Quelle: Heike Liesaus

Eilenburg. "Die Produktion steht vorübergehend für Wartungsarbeiten sowie für die jährliche große Durchsicht der Papiermaschine still", erklärte Produktionsleiter Dirk Schwarze.

Dennoch wird im Bereich der Papiermaschine auf dem Werksgelände reichlich Bewegung sein, damit pünktlich bis zum Sonnabend, 13. Juni, ab 6 Uhr zur Frühschicht alles wieder läuft. "350 firmenexterne Spezialisten unterstützen unsere eigenen Instandhalter, sodass insgesamt 400 Leute unter Leitung unseres Koordinators Axel Weise in der kommenden Woche mit den Wartungsarbeiten beschäftigt sind", so Schwarze. Die Vorbereitungen dafür begannen bereits in dieser Woche.

Zu den Schwerpunkten gehören die Überholung der Dampfturbine im Kraftwerk, neben der großen Durchsicht der Papiermaschinentechnik die aufwendige Reparatur einer Schiene des Krans in der riesigen Halle sowie Investitionen, um die Effizienz der Anlagen, besonders beim Stromverbrauch, zu verbessern sowie Modernisierungen bei Software und Steuerungssystemen von Papiermaschine und Packstraße.

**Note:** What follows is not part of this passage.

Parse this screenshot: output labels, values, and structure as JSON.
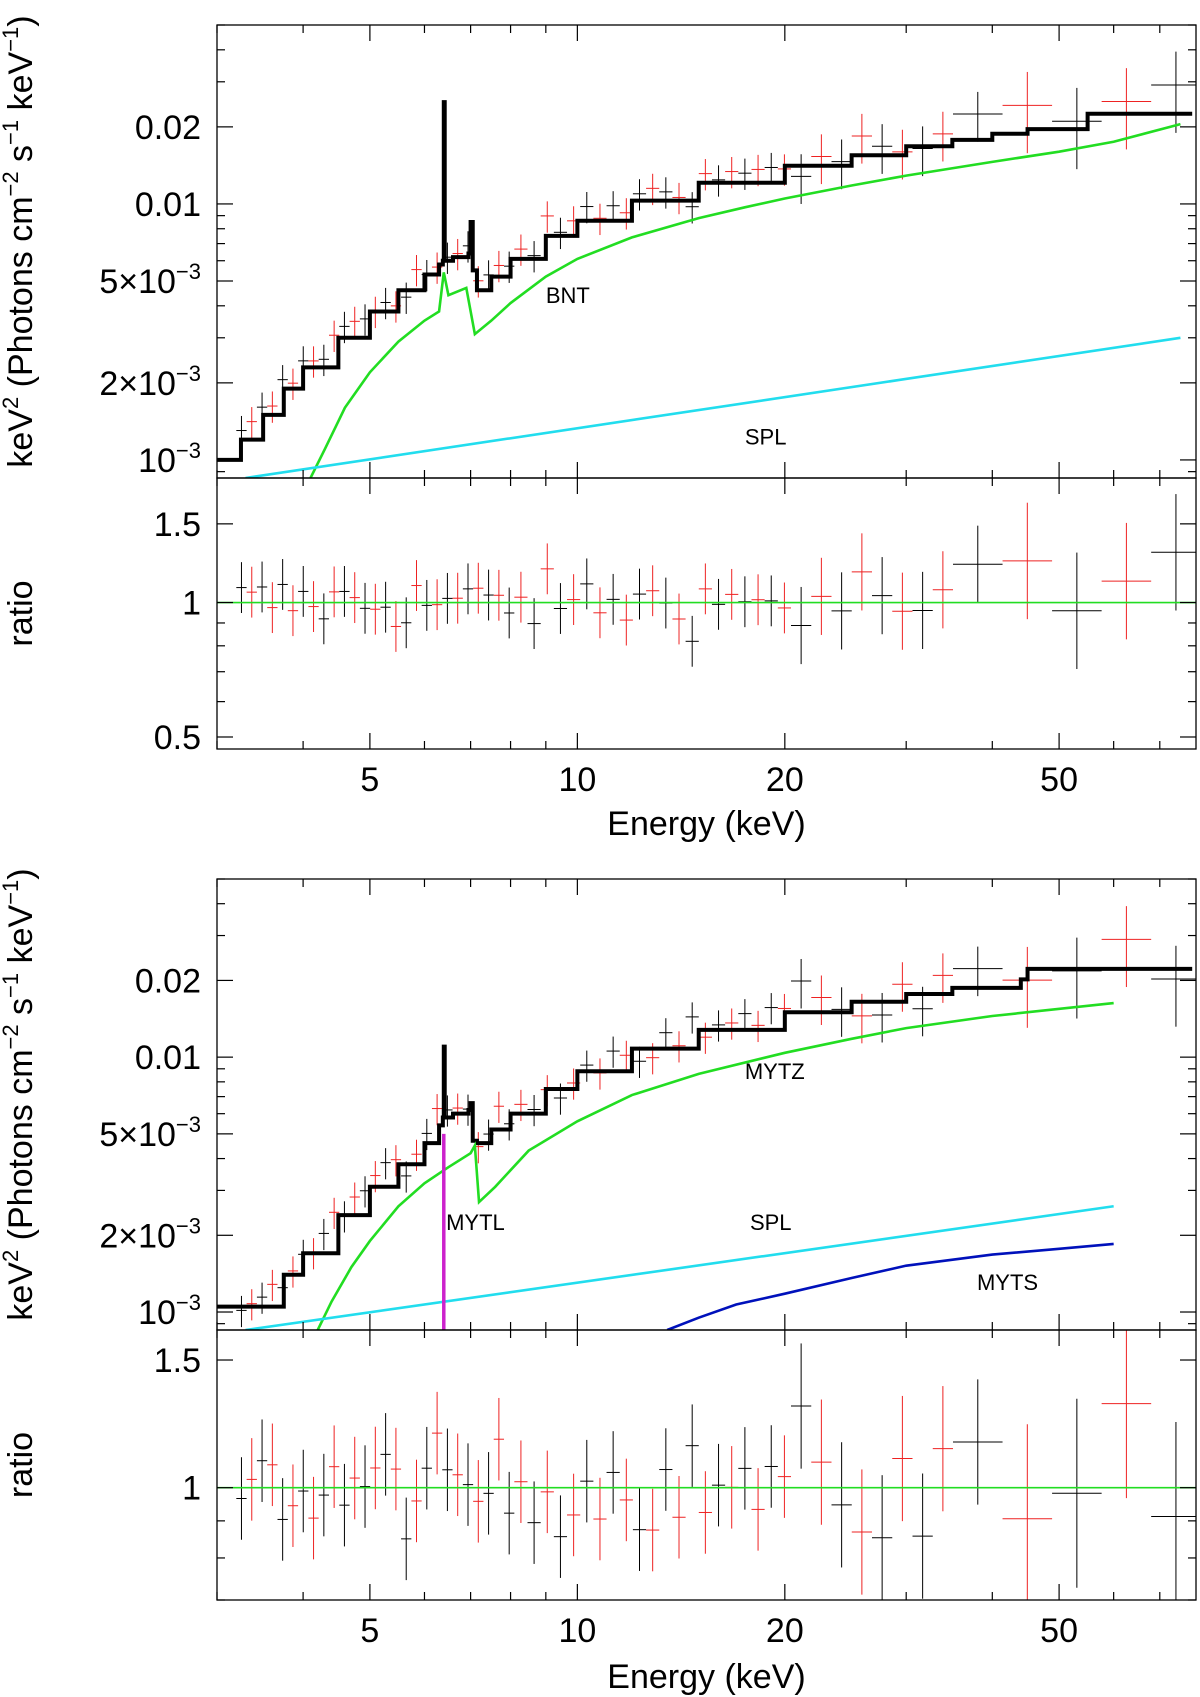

Der möglichst sparsame Umgang mit Energie, um die ständig steigenden Kosten zu beherrschen, sind - nicht nur in der jährlich einmal anstehenden Wartungswoche - permanent ein Thema in einem der größten Unternehmen der Muldestadt, das 240 Mitarbeitern einen Arbeitsplatz bietet. Das betonte einmal mehr auch Werkleiter Ulrich Höke dieser Tage bei einem Treffen mit SPD-Landes- und Kommunalpolitikern. Neben dem Rohstoff Altpapier als größten Kostentreiber mit einem Anteil von 50 Prozent an den Gesamtkosten, so Höke, nehme der Energiebereich 20 Prozent ein. Mit dem eigenen Kraftwerk - mit einem Wirkungsgrad von 80 Prozent das modernste, was es in dieser Art momentan gibt - versuche das Unternehmen, seine Energiebilanz und die finanziellen Belastungen erträglich zu gestalten. Auch künftig müssten die Entlastungsregelungen bei der EEG-Umlage für Eigenstromanlagen bestehen bleiben. Auch nur teilweise zu zahlende Umlagen auf selbsterzeugten Strom, gab Höke für anstehende Verhandlungen weiter, wären in der Papierindustrie wirtschaftlich nicht darstellbar.